Merrill Lynch analyst Jessica Reif Cohen called the subscriber gains "impressive" but suggested that "a significant amount of turmoil" in the cable sector might have contributed to them. She cited the weakness in Los Angeles and Dallas cable systems previously owned by Adelphia Communications as well as the dispute between Mediacom Communications and Sinclair Broadcast Group, which the firms ended last week.

Churn, or subscriber losses, declined from 1.7% a year ago to 1.57%, lower than analysts expected. Wall Street observers said that DirecTV's recent focus on higher-quality subscribers by way of tougher credit checks was a key driver of its improvement.

DirecTV also said its average subscriber-acquisition cost fell from $639 to $626, and its average revenue per user rose 6.8% — its highest growth rate in more than two years — from $75.53 to $80.70.

"Fourth-quarter results point to the continuing progress and operating strength at DirecTV U.S." and also reflects "the competitive strength of our business," DirecTV president and CEO Chase Carey said.

Factors dragging down the bottom line in the fourth quarter were higher upgrade and retention costs, but Carey highlighted that this mainly was because of more users signing up for HDTV and DVR services. "These high-value subscribers generate the highest ARPU, lowest churn and greatest cash flow for DirecTV over the long term," he said.

With 2007 still in its early stages, Carey said, "we have many reasons to be excited." He cited the launch of up to 100 national HD channels in the second half and new programming offers, including NASCAR HotPass, the Championship Gaming Series and DirecTV On Demand.

Overall, he predicted "even better results" from DirecTV's U.S. operation in 2007 than 2006 and "a big year" for the company.

Carey added that the company expects to add about the same number of subscribers this year as it did in 2006 — about 820,000. Revenue should rise more than 10%, according to the guidance.

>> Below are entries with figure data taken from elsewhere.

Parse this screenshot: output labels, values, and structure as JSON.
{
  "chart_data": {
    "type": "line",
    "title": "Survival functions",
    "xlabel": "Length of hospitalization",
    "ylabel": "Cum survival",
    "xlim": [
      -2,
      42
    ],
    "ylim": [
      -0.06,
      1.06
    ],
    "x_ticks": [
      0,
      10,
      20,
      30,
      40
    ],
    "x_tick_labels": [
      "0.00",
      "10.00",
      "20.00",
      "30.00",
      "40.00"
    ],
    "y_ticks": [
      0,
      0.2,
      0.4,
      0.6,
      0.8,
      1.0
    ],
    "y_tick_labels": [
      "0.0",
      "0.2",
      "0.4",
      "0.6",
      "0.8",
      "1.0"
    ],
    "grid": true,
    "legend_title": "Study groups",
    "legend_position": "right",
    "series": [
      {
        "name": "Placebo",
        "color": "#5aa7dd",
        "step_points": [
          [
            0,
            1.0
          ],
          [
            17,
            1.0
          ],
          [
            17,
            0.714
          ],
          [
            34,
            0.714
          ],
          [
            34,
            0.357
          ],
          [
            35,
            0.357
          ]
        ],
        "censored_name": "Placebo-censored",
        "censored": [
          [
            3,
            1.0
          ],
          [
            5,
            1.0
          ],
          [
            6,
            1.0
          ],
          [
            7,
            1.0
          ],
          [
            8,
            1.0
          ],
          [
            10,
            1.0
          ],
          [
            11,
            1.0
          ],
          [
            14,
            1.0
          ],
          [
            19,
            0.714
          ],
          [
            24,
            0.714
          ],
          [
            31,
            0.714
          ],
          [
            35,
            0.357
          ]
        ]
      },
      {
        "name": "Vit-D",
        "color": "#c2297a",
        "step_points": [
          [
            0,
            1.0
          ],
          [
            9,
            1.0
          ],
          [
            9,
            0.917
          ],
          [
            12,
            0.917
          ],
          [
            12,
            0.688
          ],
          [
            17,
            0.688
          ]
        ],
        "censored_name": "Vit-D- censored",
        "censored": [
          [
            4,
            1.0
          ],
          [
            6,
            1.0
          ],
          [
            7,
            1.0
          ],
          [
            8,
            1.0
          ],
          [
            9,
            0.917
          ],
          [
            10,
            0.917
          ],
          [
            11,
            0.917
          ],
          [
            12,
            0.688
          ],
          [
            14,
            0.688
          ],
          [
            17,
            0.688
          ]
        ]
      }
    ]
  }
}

Churn should decline from 1.6% to 1.5%, and average revenue per user should climb more than 5%, Carey also predicted.

Analysts cheered the latest quarterly earnings but remained cautious on satellite TV firms' longer-term competitive outlook amid the current strength of cable operators' bundled service offerings.

"DirecTV operating results were fairly strong across the board," Goldman Sachs analyst Anthony Noto said in a report Wednesday. "We are encouraged by these strong operating results and healthy subscriber additions in the face of cable's triple-play gains and the (telecom companies') video rollout."

However, he added that "we still believe that satellite in general is at a long-term competitive disadvantage to cable and will need either stronger partnerships with the (telecom firms) or significant investment soon in broadband to remain competitive."